Always the youngest in my class, my lack of maturity made me different as well. Perhaps as a result, many of my friends were in lower classes.

By Kaleb Tapp (Unsplash)

Then I took a semester of college in the States, when protesting against Vietnam was all the rage. Much as I wasn’t American, I participated in protests, all the same. Trying to fit in. I was on a big campus at the age of 16, a mere child to some. Once someone walked up to me in the cafeteria and asked: “Are you the sixteen-year-old kid?”


By Alex Zamora (Unsplash)

Next stop: Mexico. My fair skin made me feel like I could never blend in. I was often perceived as American, and at that time the Vietnam situation made the U.S. rather unpopular to many.

In public, I found the cat-calls overwhelming, even when I wasn’t wearing a mini-skirt. The word may not have been said but it was in their minds: “Gringa!” My differentness attracted guys and surely turned off a lot of girls, who saw me as competition. Some of the men seemed to expect that, more than Mexican girls, I’d be into “peace and love”, hoping that meant I’d be willing to share some free love with them.

Living with a Mexican family for a while, I found so many things hard to get used to.
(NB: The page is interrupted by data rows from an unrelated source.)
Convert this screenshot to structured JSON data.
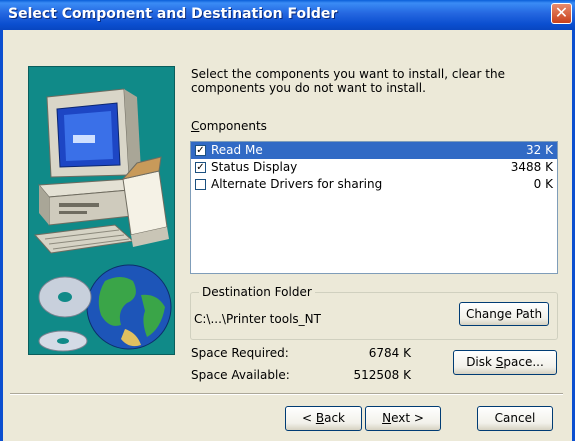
{
  "window": {
    "title": "Select Component and Destination Folder",
    "close_glyph": "✕"
  },
  "intro": "Select the components you want to install, clear the components you do not want to install.",
  "components": {
    "label_hotkey": "C",
    "label_rest": "omponents",
    "items": [
      {
        "label": "Read Me",
        "size": "32 K",
        "checked": true,
        "selected": true
      },
      {
        "label": "Status Display",
        "size": "3488 K",
        "checked": true,
        "selected": false
      },
      {
        "label": "Alternate Drivers for sharing",
        "size": "0 K",
        "checked": false,
        "selected": false
      }
    ]
  },
  "destination": {
    "legend": "Destination Folder",
    "path": "C:\\...\\Printer tools_NT",
    "change_button": "Change Path"
  },
  "space": {
    "required_label": "Space Required:",
    "required_value": "6784 K",
    "available_label": "Space Available:",
    "available_value": "512508 K",
    "disk_button_pre": "Disk ",
    "disk_button_hotkey": "S",
    "disk_button_post": "pace..."
  },
  "buttons": {
    "back_pre": "< ",
    "back_hotkey": "B",
    "back_post": "ack",
    "next_hotkey": "N",
    "next_post": "ext >",
    "cancel": "Cancel"
  },
  "colors": {
    "titlebar": "#0b4fd0",
    "selection": "#316ac5",
    "art_background": "#108a88"
  },
  "icons": [
    "close-icon",
    "computer-illustration",
    "cd-disc-illustration",
    "globe-illustration",
    "checkbox-icon"
  ]
}
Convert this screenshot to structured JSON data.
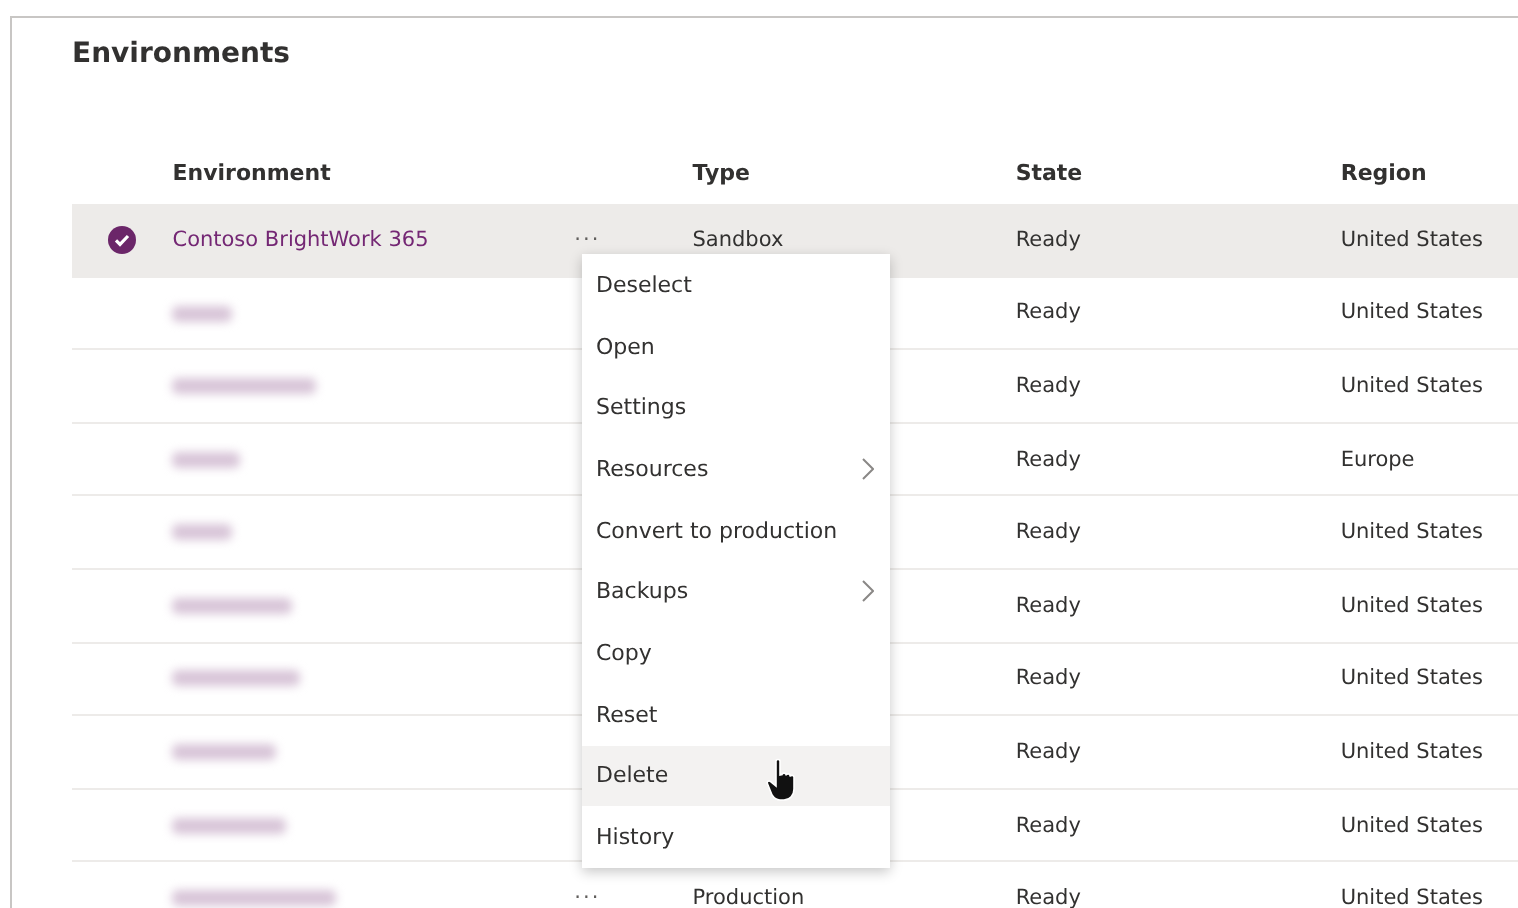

Once I was asked why I didn’t wear stockings, which (though it went unsaid) any decent woman wore.

By Milada Vigerova (Unsplash)

Ah yes, religion set me apart as well. At the time I was “seeking” and sometimes attended Quaker services. A Mexican man once told me he had never heard of any Mexican of any importance being Protestant. (He didn’t know, nor did I at the time, that there had been and were some important Protestants in government, education, and literature, for example.) So much of Mexican culture is related to Catholicism that in many ways, we minorities feel… different.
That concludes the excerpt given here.